Rozdział 60

163 24 8
                                    

Chmury sunęły powoli po bardziej szarym, niż błękitnym niebie. Burza nie potrafiła oderwać od nich wzroku – zazdrościła im tego spokoju. Niestety najlżejszym określeniem, jakiego mogła użyć do opisania ich obecnej sytuacji był – chaos.

Łzy cisnęły jej się do oczu, a głowa opadała na boki ze zmęczenia. Ostatnie dni nie pozostawiały chwili wytchnienia, a zapowiadało się, że będzie tylko gorzej i gorzej. Lukas swoim „wycofaniem" nieumyślnie zrzucił na nią całość swoich zwykłych obowiązków, oraz wszystkie dodatkowe, związane z przygotowaniem do wypowiedzenia wojny. Podsumowując, miała dosyć, ...ale przecież ktoś musiał to zrobić.

Padła na plecy i korzystała z tej ulotnej chwili spokoju. A gdyby tak tylko na chwilę przymknęła powieki...

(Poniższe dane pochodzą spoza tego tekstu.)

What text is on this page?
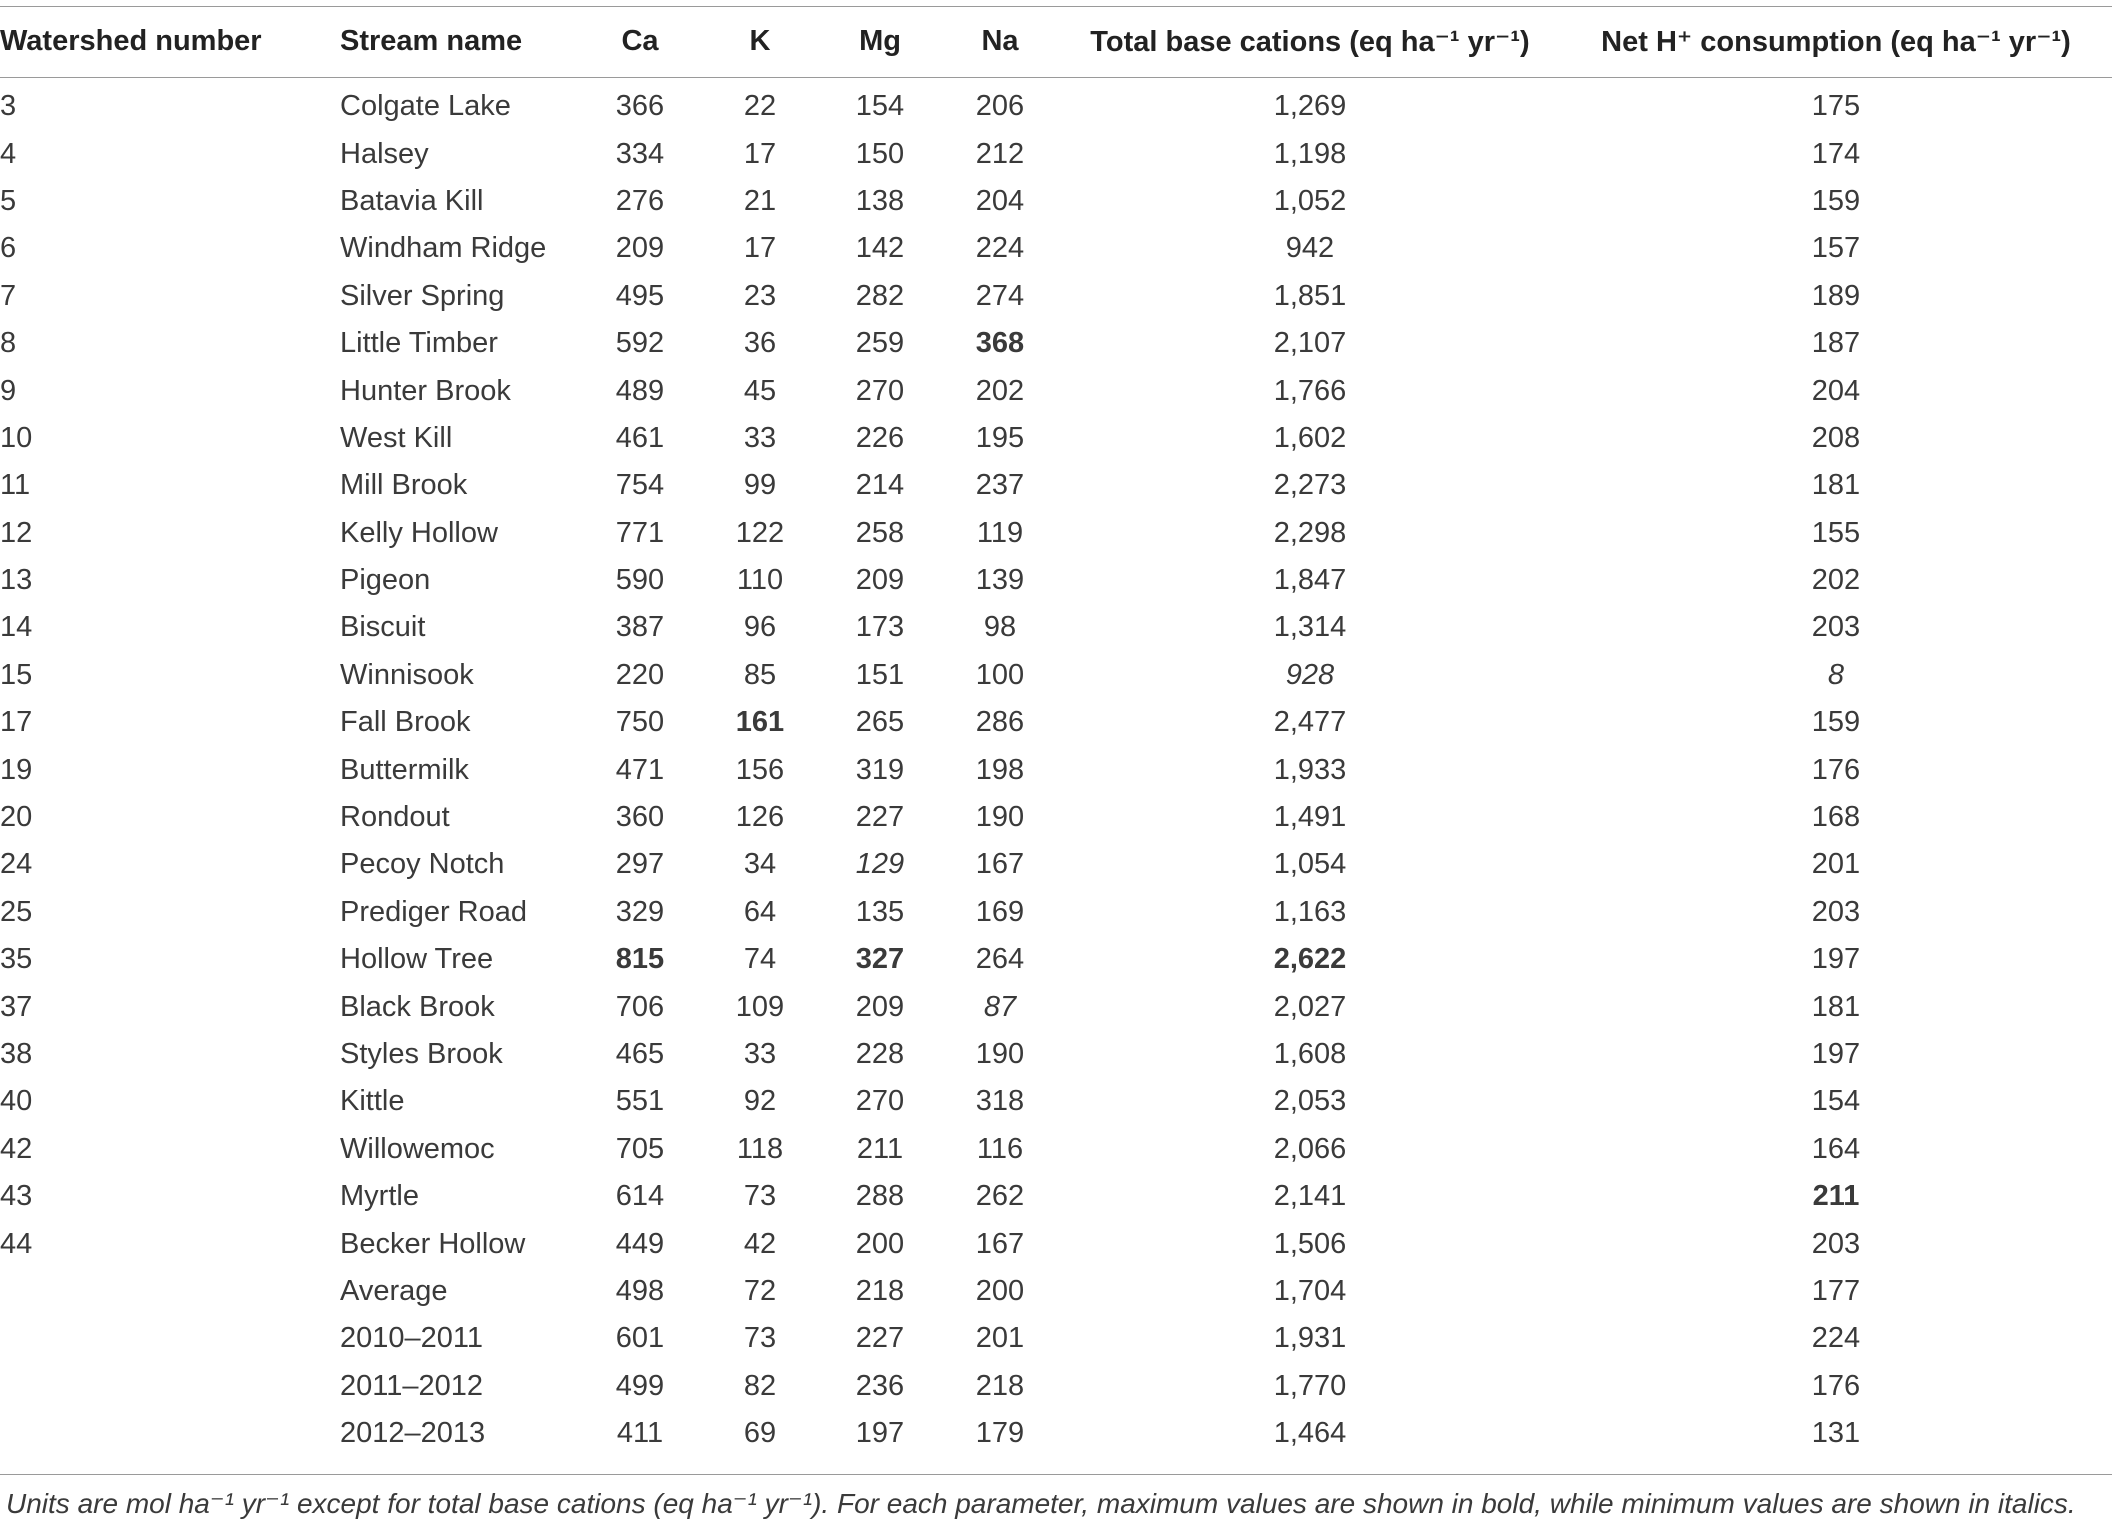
Watershed number	Stream name	Ca	K	Mg	Na	Total base cations (eq ha⁻¹ yr⁻¹)	Net H⁺ consumption (eq ha⁻¹ yr⁻¹)
3	Colgate Lake	366	22	154	206	1,269	175
4	Halsey	334	17	150	212	1,198	174
5	Batavia Kill	276	21	138	204	1,052	159
6	Windham Ridge	209	17	142	224	942	157
7	Silver Spring	495	23	282	274	1,851	189
8	Little Timber	592	36	259	368	2,107	187
9	Hunter Brook	489	45	270	202	1,766	204
10	West Kill	461	33	226	195	1,602	208
11	Mill Brook	754	99	214	237	2,273	181
12	Kelly Hollow	771	122	258	119	2,298	155
13	Pigeon	590	110	209	139	1,847	202
14	Biscuit	387	96	173	98	1,314	203
15	Winnisook	220	85	151	100	928	8
17	Fall Brook	750	161	265	286	2,477	159
19	Buttermilk	471	156	319	198	1,933	176
20	Rondout	360	126	227	190	1,491	168
24	Pecoy Notch	297	34	129	167	1,054	201
25	Prediger Road	329	64	135	169	1,163	203
35	Hollow Tree	815	74	327	264	2,622	197
37	Black Brook	706	109	209	87	2,027	181
38	Styles Brook	465	33	228	190	1,608	197
40	Kittle	551	92	270	318	2,053	154
42	Willowemoc	705	118	211	116	2,066	164
43	Myrtle	614	73	288	262	2,141	211
44	Becker Hollow	449	42	200	167	1,506	203
	Average	498	72	218	200	1,704	177
	2010–2011	601	73	227	201	1,931	224
	2011–2012	499	82	236	218	1,770	176
	2012–2013	411	69	197	179	1,464	131
Units are mol ha⁻¹ yr⁻¹ except for total base cations (eq ha⁻¹ yr⁻¹). For each parameter, maximum values are shown in bold, while minimum values are shown in italics.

- Na magię Żywiołów! Burza, wyglądasz okropnie – nie musiała otwierać oczu. Kto jak kto, ale ten mutant miał akurat bardzo charakterystyczną barwę głosu.

- Dziękuję za twoją szczerość, Ester – wymamrotała. – Czy nie prosiłam cię przypadkiem, żebyś-

- Tak, ale Kipiti uparła się, że zrobi to za mnie – przysiadł obok niej. – Wiesz jaka ona jest.

- Kipiti? Ostatnio odmawiała zrobienia czegokolwiek – spojrzała na niego i również usiadła. Po tym jak wreszcie poznała kogoś, kto odwzajemniał jej miłość i z kim była szczęśliwa, dawna współlokatorka Burzy kompletnie się załamała. A wszystko dlatego, że po tygodniu przypadkiem odkryli swoje pokrewieństwo. – Jak ją namówiłeś?

- Oh, wiesz... jak zawsze; silna ręka, trochę siły... – zachichotał. – Nie, znasz mnie przecież. Nic nie zrobiłem. Po prostu przyszła do mnie i oznajmiła z taką zaciśniętą miną: „Daj mi to, ja to zrobię" i nie było dyskusji.

- Jak się trzyma? ...Chyba powinnam do niej zajrzeć, co?

- Na razie dałbym temu spokój. To wciąż drażliwy temat i w ogóle strasznie denerwuję się kiedy ktoś przychodzi z kondolencjami. Właściwie to wątpię, czy ona wciąż jeszcze wierzy w miłość... Wracając, już wcześniej chciałem cię zaczepić, ale... jakoś nie było okazji – uśmiechnął się do niej.

- Błagam cię, ja naprawę NIE SZUKAM CHŁOPAKA – jęknęła, chowając twarz w dłoniach. Ilu jeszcze?!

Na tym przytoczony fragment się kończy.